What is missing from those paragraphs? In the first paragraph, Starr plays it semi-dumb, in a way career liberals often do when discussing the public hatred of Clinton. “Throughout her career,” Starr says, Clinton “has stirred an irrational hatred that is not primarily of her own making.” OK then, we’ll bite: Of whose making is this problem? As is so typical of his cohort, Starr forgets to tell us. He says that “much of the public” sees Clinton in certain ways, but fails to mention an obvious fact—much of the mainstream press corps has fed those perceptions, and continues to do so today. Omigod! In the very week of Matthews’ apology, his name is AWOL here. (But then, go take a look at Tapped. We can’t find a single boy or girl who has mentioned it there either. Kiss kiss kiss kiss kiss kiss kiss! Oh please sir, might we play some Hardball?)

But Starr’s second paragraph is even more striking—again, for what is AWOL. Who has been spraying “sexist acid” at Clinton? After citing “a boor”—in fact, a radio talker—who yelled at Clinton in New Hampshire, Starr then offers this guarded talk about the nation’s newspapers: “Much of the acid sprayed at her comes from other women, some of them on the op-ed pages of national newspapers.” How odd! Starr mentions the surprising fact that sexist acid is being sprayed at Clinton by “other women”—women who can be found “on the op-ed pages of national newspapers.” But wouldn’t you know it? He forgets to say who those women are! He forgets to name their newspapers!
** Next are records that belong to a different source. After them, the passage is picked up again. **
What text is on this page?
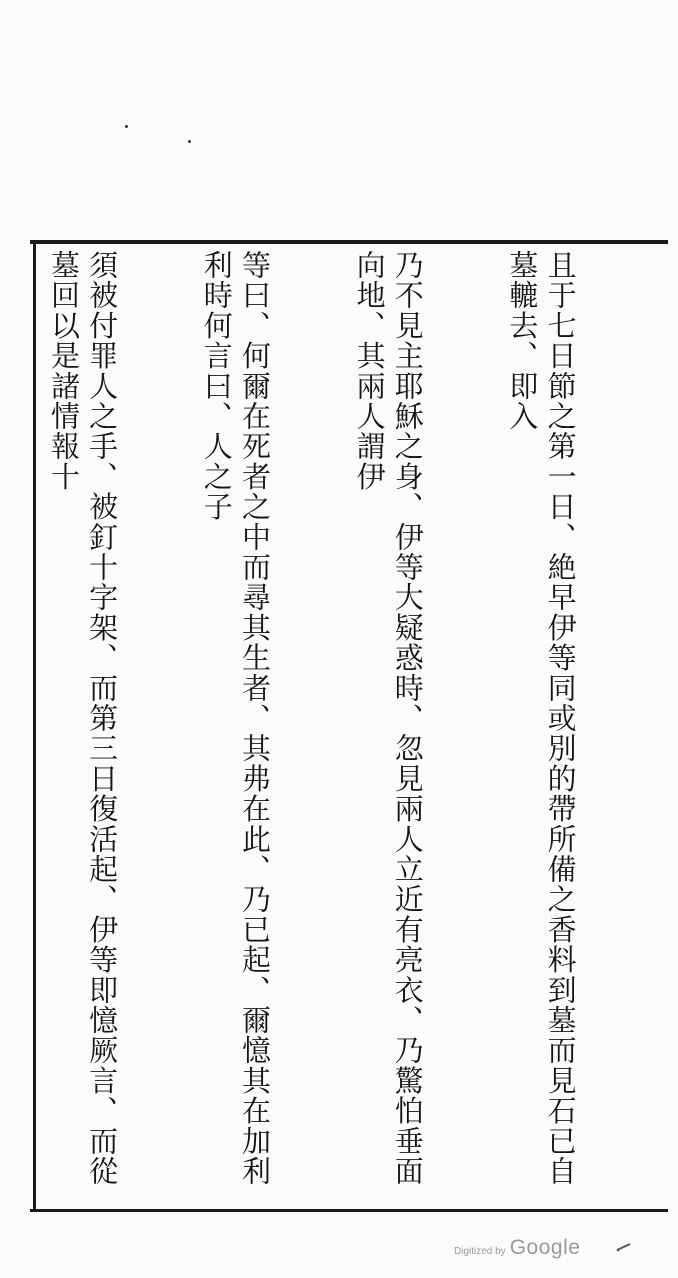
且于七日節之第一日、絶早伊等同或別的帶所備之香料到墓而見石已自墓轆去、即入

乃不見主耶穌之身、伊等大疑惑時、忽見兩人立近有亮衣、乃驚怕垂面向地、其兩人謂伊

等曰、何爾在死者之中而尋其生者、其弗在此、乃已起、爾憶其在加利利時何言曰、人之子

須被付罪人之手、被釘十字架、而第三日復活起、伊等即憶厥言、而從墓回以是諸情報十

Digitized by Google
In a nut-shell, there you see the way career liberals have fought your fights. That’s how they acted during “Whitewater.” And that’s exactly how they acted when their betters went after Vile Gore.

Let’s be clear: This may represent an editorial decision by the Washington Post, not by Starr. It may be that the Post told Starr that he mustn’t name those names—not even the names of the newspapers. But then too, this may have been Starr’s choice—and this dainty language shows us how career liberals have constantly dealt with the mainstream press corps’ wars against the Clintons and Gore. Career liberal writers have persistently taken a pass on this matter, all through the last sixteen years. Starr’s refusal to name any names is a movie we’ve all seen before.

So typical! Rachel Maddow got her prize—and Starr’s accusation got whitewashed away. This has gone on for a very long time. If we might return to Starr’s crucial theme, this is how Democrats lose the White House. This is the way our “leaders” play—and it’s how they become cable “analysts.”